ELEIÇÕES 2014 NO BRASIL 2014 : A NOVELA VAI COMEÇAR!

Lula fala durante horário político na TV (Foto: Reprodução)



Na TV Lula é pai, Dilma puro marketing e Aécio dá uma de anônimo


Lula fala durante horário político na TV (Foto: Reprodução)No programa de estreia da propaganda eleitoral na TV, ontem (19), Lula – o eleitor mais influente de 2014 apareceu duas vezes no espaço de Dilma. Uma para falar que seu segundo mandato foi melhor do que o primeiro e que ninguém vai se arrepender de reeleger Dilma; depois falou de Eduardo Campos, por quem seu afeto era “de pai para filho” e que não devemos desistir jamais do Brasil. Explorou a lapidar frase dita por Campos na véspera da sua morte, frase-síntese de um eleitor que deseja mudanças, não necessariamente de nomes, mas de modo de fazer as coisas.

Com cabelos brancos e a voz rouca aparentemente bem calibrada, foi uma estreia bem diferente da campanha de 2010, quando Lula e Dilma inauguraram o programa de TV um no Oiapoque a outra no Chuí. Naquele momento o governo tinha 75% de avaliação ótimo/ bom e uma nota média dada pelo eleitor de 7,9. Lula e Dilma em agosto de 2010 pareciam os apresentadores de um Brasil fadado a dar certo. Quatro anos depois, ao evocar ontem o seu segundo mandato, Lula lembrou ao eleitor desse passado talvez não tão distante assim, quem sabe a nosso alcance novamente – como um pai a nutrir o filho de esperanças.

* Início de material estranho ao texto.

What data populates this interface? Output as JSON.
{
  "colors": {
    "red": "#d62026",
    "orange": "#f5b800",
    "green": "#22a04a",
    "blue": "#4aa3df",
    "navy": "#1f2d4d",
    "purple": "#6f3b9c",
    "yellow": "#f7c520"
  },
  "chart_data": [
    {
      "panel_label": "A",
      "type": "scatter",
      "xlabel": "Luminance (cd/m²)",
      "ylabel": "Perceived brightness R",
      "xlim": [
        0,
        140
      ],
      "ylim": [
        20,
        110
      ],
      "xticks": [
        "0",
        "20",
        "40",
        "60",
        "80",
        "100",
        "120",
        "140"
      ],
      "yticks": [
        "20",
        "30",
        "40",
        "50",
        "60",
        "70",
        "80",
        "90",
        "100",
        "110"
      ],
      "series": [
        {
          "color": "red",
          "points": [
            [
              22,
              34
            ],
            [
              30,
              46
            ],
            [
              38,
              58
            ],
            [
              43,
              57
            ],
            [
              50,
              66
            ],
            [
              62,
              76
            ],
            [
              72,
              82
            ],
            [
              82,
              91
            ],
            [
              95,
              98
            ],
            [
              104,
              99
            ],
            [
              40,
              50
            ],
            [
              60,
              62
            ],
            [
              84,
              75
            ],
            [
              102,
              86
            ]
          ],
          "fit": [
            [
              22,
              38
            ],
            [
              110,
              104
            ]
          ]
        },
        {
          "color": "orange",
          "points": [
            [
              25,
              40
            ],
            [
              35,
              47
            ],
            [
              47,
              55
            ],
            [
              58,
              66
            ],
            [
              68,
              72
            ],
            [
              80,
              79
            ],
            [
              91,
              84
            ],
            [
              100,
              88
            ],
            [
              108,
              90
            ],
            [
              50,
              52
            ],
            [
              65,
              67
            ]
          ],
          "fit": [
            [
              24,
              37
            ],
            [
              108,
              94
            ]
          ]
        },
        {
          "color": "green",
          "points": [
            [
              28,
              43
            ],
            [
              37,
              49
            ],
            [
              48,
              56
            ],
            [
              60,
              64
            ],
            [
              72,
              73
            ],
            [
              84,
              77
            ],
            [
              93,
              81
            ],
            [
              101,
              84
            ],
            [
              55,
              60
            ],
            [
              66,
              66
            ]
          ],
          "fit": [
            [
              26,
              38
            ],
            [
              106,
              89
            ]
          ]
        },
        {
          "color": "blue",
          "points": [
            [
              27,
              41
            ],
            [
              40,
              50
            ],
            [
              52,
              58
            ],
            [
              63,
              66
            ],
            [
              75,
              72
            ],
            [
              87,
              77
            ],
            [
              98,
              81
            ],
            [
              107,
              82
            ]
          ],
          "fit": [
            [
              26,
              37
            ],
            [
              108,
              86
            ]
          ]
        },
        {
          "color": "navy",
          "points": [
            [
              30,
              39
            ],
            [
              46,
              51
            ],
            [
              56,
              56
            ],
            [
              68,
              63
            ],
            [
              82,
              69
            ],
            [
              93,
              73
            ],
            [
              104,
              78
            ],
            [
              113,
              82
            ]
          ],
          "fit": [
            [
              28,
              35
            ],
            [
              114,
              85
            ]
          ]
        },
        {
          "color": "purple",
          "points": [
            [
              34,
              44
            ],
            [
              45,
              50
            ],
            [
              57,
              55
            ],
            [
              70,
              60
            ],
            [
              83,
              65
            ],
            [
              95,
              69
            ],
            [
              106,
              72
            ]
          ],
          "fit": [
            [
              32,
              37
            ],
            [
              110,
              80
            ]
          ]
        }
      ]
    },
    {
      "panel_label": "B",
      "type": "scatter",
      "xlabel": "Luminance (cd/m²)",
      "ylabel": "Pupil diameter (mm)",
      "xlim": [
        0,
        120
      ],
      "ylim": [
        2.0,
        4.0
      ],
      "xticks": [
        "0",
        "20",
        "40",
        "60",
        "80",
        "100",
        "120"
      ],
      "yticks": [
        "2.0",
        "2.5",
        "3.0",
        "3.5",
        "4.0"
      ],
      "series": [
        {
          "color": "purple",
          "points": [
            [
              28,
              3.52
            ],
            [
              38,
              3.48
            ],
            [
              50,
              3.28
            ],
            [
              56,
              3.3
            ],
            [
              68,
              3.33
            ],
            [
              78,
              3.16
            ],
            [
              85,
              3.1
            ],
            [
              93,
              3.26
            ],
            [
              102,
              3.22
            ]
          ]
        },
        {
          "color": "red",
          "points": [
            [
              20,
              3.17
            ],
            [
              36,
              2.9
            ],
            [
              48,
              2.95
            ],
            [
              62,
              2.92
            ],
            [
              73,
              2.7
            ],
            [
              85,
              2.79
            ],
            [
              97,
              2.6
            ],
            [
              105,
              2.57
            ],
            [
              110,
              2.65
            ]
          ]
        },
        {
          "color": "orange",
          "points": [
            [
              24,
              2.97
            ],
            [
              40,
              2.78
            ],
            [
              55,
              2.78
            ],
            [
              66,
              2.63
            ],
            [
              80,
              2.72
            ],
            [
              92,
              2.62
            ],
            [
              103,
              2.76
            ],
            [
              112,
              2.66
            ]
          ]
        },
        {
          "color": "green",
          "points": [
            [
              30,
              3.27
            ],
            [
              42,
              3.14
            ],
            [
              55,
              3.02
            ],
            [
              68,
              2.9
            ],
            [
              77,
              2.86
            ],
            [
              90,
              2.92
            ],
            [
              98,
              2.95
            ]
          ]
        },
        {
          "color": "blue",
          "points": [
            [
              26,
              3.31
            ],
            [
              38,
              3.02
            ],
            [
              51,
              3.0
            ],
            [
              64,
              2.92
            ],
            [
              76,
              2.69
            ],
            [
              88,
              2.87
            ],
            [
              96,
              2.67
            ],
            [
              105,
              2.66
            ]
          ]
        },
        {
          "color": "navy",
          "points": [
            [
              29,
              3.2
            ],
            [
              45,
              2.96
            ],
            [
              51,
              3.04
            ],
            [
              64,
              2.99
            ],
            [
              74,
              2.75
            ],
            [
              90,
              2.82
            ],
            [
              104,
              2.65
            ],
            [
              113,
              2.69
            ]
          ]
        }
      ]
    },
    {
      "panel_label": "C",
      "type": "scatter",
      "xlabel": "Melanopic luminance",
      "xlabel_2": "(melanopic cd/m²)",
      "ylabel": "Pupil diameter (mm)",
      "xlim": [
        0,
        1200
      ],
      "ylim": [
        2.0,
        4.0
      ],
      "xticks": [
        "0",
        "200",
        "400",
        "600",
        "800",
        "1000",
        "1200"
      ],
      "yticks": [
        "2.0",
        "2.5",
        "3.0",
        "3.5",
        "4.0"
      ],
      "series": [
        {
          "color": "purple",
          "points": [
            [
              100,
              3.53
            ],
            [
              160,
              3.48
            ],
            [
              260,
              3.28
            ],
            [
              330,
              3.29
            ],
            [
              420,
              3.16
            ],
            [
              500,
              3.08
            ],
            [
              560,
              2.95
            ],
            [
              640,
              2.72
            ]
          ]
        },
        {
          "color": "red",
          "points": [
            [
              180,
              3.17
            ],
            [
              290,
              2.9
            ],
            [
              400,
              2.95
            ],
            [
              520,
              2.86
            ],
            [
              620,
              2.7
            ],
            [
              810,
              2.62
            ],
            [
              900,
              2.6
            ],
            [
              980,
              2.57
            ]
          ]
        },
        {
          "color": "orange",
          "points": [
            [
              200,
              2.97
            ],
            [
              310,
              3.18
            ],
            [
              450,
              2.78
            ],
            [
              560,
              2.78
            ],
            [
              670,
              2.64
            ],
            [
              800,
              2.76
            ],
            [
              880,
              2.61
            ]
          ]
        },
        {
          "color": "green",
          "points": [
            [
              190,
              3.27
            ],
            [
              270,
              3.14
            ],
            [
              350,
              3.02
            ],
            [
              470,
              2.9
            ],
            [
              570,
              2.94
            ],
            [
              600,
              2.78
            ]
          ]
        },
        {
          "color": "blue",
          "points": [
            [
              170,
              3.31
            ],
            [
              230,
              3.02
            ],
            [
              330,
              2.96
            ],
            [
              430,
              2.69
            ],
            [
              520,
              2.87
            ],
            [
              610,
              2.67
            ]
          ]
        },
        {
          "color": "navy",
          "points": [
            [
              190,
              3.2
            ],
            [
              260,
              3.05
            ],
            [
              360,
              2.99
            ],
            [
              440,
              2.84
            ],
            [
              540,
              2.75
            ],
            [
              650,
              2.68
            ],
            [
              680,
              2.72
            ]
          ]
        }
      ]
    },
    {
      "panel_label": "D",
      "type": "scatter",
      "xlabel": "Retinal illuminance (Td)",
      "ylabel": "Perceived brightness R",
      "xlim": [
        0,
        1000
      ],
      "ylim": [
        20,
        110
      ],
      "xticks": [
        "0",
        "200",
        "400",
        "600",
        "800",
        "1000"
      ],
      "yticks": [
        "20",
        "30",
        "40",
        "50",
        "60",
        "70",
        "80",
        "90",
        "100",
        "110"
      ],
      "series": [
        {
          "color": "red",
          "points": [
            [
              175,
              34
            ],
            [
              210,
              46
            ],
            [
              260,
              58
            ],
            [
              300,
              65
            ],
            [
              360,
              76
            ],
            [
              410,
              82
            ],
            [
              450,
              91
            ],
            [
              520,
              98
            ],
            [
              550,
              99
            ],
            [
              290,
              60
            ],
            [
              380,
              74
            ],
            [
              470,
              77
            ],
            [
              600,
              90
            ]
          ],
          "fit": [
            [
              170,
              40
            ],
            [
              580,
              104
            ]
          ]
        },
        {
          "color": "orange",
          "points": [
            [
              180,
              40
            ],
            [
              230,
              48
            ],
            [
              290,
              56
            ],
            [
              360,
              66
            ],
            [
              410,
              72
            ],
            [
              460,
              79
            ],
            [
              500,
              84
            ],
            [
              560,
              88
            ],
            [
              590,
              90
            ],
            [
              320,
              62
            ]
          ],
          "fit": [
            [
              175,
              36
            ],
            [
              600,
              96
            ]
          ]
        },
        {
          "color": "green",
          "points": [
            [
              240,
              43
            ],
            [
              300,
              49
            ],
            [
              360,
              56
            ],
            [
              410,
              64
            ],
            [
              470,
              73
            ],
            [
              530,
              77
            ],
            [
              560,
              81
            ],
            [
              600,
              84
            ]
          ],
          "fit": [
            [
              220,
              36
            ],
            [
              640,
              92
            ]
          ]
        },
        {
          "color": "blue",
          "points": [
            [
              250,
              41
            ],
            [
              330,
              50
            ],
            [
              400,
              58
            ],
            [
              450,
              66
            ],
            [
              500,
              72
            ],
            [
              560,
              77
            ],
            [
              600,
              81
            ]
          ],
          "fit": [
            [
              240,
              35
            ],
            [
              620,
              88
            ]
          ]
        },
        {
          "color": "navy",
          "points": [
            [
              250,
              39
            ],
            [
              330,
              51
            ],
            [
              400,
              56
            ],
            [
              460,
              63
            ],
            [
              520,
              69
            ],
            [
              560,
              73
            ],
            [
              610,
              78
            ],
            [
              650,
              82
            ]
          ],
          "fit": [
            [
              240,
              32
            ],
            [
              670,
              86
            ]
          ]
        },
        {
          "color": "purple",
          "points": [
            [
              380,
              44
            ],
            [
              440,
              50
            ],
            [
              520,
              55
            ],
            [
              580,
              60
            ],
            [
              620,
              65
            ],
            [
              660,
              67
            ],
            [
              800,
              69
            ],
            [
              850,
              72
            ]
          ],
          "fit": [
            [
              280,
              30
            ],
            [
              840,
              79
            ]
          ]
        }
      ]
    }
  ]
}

O momento é outro, porém. Mais crítico para a candidata do governo, com aprovação bem menor (embora em ascenção) e Marina Silva vindo aí para forçar um segundo turno. Dilma vai à TV com uma nota média 6 de governo, segundo o último Datafolha, o suficiente para passar de ano.

Principal trunfo eleitoral do PT, a presença de Lula na TV deverá ser constante, mas dosada.

Já Dilma foi puro marketing. Apareceu de capacete, no helicóptero, vistoriando obras, entregando casas, fazendo selfies ao lado de crianças e jovens, também como cozinheira, avó e cuidando da residência oficial “com o esmero de qualquer dona de casa”. Faltou falar do futuro do país. Não incorporou, sequer dialogou, com o desejo de mudança expresso por mais de 70% do eleitorado.

Mais consciente, o eleitor ganha se os candidatos assumirem mais a complexidade do momento. Clama por informação e posicionamentos reais. O candidato não é apenas candidato a ganhar eleição, mas a apontar caminhos.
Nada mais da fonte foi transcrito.